In the original Japanese films, Godzilla and all the other monsters are referred to with gender-neutral pronouns equivalent to "it", while in the English dubbed versions, Godzilla is explicitly described as a male, such as in the title of Godzilla, King of the Monsters!. The creature in the 1998 Godzilla film was depicted laying eggs throughparthenogenesis.
Godzilla has a distinctive disyllabic roar (transcribed in several comics as Skreeeonk!), which was created by composer Akira Ifukube, who produced the sound by rubbing a pine-tar-resin-coated glove along the string of a contrabass and then slowing down the playback. In the American version of Godzilla Raids Again (1955) entitled Gigantis the Fire Monster, Godzilla's iconic roar was substituted with that of the monster Anguirus. From The Return of Godzilla (1984) to Godzilla vs. King Ghidorah (1991), Godzilla was given a deeper and more threatening-sounding roar than in previous films, though this change was reverted from Godzilla vs. Mothra (1992) onwards. For the 2014 American film, sound editors Ethan Van der Ryn and Erik Aadahl refused to disclose the source of the sounds used for their Godzilla's roar.Aadahl described the two syllables of the roar as representing two different emotional reactions, with the first expressing fury, and the second conveying the character's soul.

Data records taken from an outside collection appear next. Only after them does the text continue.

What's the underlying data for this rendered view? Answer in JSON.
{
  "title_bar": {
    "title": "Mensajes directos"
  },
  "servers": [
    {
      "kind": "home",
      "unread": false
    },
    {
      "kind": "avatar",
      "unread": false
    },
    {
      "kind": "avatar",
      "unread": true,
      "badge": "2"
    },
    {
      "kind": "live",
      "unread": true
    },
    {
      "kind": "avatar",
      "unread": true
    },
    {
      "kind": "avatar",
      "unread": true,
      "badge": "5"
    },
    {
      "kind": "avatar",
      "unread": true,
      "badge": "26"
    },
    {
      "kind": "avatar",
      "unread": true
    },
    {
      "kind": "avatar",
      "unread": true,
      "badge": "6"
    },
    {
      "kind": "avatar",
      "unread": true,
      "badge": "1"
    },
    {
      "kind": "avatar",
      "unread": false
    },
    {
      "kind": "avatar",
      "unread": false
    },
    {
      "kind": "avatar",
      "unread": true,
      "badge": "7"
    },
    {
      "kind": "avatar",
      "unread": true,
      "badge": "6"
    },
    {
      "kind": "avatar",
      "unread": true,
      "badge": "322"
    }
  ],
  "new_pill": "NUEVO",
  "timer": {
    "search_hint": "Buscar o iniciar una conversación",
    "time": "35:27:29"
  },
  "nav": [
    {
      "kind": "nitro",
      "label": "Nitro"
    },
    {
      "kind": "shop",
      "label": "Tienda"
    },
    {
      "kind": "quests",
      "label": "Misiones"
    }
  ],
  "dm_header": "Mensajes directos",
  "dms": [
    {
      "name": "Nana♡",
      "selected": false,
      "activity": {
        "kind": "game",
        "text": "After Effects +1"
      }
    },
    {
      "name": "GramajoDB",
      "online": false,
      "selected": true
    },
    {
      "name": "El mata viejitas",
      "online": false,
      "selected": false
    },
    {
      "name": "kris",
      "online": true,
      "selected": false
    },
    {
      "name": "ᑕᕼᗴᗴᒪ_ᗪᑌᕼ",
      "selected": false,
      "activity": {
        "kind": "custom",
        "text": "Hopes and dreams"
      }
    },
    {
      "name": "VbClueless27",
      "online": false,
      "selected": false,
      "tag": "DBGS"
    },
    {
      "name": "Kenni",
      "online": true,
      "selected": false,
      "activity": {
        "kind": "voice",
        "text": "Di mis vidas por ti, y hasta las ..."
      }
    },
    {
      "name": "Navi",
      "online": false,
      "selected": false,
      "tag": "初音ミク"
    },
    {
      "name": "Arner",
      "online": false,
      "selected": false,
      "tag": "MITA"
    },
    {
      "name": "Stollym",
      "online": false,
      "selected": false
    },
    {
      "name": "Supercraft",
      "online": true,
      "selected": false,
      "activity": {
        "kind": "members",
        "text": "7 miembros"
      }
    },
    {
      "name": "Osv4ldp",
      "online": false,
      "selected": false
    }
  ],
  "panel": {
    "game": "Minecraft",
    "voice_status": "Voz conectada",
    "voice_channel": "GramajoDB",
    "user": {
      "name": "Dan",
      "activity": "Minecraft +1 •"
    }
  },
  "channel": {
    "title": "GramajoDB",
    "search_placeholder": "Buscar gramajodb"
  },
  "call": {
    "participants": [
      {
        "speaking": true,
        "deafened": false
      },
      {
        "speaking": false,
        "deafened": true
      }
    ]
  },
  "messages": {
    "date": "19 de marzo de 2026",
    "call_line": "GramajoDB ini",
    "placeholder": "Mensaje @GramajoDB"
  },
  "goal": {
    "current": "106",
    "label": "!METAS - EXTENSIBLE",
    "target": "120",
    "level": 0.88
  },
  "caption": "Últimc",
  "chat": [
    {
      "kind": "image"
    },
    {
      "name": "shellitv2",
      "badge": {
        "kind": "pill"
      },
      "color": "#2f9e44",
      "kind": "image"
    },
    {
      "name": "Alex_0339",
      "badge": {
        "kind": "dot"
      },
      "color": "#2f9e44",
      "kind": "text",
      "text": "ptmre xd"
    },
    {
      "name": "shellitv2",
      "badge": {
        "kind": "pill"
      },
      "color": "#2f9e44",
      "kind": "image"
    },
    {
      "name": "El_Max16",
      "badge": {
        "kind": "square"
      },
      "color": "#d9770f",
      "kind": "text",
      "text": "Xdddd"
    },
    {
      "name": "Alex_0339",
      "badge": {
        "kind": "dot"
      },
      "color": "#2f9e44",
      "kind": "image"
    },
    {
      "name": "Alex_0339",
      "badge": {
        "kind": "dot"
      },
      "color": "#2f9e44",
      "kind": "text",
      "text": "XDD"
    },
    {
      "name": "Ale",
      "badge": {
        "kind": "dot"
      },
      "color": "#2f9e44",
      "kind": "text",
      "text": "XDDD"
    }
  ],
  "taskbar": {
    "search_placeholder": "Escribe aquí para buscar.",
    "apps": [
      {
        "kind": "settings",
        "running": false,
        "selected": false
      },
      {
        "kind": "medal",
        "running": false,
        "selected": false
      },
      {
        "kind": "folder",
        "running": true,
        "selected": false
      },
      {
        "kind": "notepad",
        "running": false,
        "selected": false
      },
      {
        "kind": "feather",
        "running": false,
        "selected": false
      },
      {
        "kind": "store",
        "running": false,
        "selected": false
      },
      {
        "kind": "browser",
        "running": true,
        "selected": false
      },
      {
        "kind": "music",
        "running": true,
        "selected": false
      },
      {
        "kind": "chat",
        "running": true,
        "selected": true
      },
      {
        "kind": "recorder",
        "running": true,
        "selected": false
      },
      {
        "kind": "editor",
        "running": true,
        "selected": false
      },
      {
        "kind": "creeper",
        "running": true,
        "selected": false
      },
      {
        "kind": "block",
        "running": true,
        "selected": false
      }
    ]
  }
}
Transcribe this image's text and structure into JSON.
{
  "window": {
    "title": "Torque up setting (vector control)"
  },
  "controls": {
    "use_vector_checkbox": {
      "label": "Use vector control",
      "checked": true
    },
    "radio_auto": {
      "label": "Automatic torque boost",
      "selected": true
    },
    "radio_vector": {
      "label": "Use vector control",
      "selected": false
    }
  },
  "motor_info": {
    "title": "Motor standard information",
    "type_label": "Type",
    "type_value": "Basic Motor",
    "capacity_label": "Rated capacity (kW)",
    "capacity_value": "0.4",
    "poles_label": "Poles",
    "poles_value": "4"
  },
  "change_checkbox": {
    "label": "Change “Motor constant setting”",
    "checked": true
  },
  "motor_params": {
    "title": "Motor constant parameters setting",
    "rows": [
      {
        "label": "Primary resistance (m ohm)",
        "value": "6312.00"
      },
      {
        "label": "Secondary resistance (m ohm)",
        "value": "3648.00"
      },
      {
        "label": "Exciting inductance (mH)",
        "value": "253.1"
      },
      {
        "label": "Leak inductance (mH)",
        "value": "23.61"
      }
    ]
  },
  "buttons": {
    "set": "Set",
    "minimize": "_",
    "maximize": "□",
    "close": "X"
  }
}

Godzilla's size is inconsistent, changing from film to film and even from scene to scene for the sake of artistic license. The miniature sets and costumes were typically built at a 1⁄25– 1⁄50 scale and filmed at 240 frames per second, to create the illusion of great size. In the original 1954 film, Godzilla was scaled to be 50 m (164 ft) tall. This was done so Godzilla could just peer over the largest buildings in Tokyo at the time. In the 1956 American version, Godzilla is estimated to be 121.9 m (400 ft) tall, because producer Joseph E. Levine felt that 50 m didn't sound "powerful enough". As the series progressed Toho would rescale the character, eventually making Godzilla as tall as 100 m (328 ft). This was so that it wouldn't be dwarfed by the newer bigger buildings in Tokyo's skyline such as the 242.9-meter-tall (797 ft)Tokyo Metropolitan Government Building which Godzilla destroyed in the film Godzilla vs. King Ghidorah (1991). Supplementary information such as character profiles would also depict Godzilla as weighing between 20,000 and 60,000 metric tons (22,000 and 66,000 short tons). In the American film Godzilla (2014) from Legendary Pictures, Godzilla was scaled to be 108.2 m (355 ft) and weighing 90,000 metric tons (99,000 short tons), making it the largest film version to that time. Director Gareth Edwards wanted Godzilla "to be so big as to be seen from anywhere in the city, but not too big that he couldn’t be obscured". The producers of Shin Godzilla made that film's version of Godzilla even taller than the Legendary version, at 118.5 m (389 ft).